To start us off, Intel’s Shefali Chinni explains what’s going on with VMDq and Netqueue.

To recap, here are some things you should know about Virtual Machine Device Queues (VMDq) from Intel and Netqueue from VMware:

  • VMDq is the base technology, Netqueue is the software feature baked into VMware ESX.
  • You need this if you want to take advantage of 10 Gigabit Ethernet in your virtual machines. Without it, you max out at about 3-4 Gb. With Netqueue, Shefali was showing ESX with throughput of 9.3-9.4 Gb.
  • It offloads the work that ESX has to do to route packets to virtual machines, so using Netqueue frees up CPU and reduces latency.
  • This is a technology that runs down on the Ethernet controller hardware and exists today, so you don’t need to wait for Nehalem.
  • Netqueue is supported on VMware ESX 3.5 Updates 1 and 2.

At IDF, Turtle Entertainment, parent of the Electronic Sports League, was demonstrating VMDq/Netqueue by showing no impact on latency as people played Counter-Strike on VMware Virtual Infrastructure. On this 4-way Dunnington system were 4 x 6 cores = 24 total cores running 36 VMs, totalling 108 game processes with 1290 robots playing and 6 real players. CPU usage was around 75%. They ran this virtualized game with a team of professional video game players in Germany, who experienced no any additional latency while running around and shooting each other.

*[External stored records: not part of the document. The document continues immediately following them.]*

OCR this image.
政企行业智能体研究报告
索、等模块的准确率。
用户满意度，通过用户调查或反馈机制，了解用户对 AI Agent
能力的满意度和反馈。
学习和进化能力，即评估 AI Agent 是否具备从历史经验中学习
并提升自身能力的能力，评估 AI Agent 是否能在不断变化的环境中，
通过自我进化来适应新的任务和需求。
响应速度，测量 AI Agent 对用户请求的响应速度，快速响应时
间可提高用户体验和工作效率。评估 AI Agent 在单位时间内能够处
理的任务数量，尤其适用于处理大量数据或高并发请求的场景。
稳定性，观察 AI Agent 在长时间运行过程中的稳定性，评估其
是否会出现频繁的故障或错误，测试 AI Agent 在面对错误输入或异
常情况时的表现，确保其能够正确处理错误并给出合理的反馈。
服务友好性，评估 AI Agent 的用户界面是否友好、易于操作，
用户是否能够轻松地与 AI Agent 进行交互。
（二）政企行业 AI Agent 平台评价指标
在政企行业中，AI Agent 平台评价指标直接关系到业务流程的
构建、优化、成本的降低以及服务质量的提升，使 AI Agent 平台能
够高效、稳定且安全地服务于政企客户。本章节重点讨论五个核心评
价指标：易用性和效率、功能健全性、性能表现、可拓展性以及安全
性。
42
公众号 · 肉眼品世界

This would not have been possible without VMDq and Netqueue.

Here’s a clip of the game at IDF in action.

Bjoern Metzdorf, Director of Information Technology at Turtle Entertainment, talking with Alan Bumgarner of Intel about the overall benefits of moving their gaming platform onto virtual infrastructure.

The benefits of this 18:1 consolidation include an 85-90% reduction in power usage, resulting in $348,000 in savings even without taking into effect reduced cooling costs. What I found especially interestng when I was talking with Bjoern was that because of the memory page sharing technologies in ESX, instead of the specified 36GB of RAM usage by the 36 virtual machines, they were seeing only about 20GB used — and again, all without a perceptible hit on performance.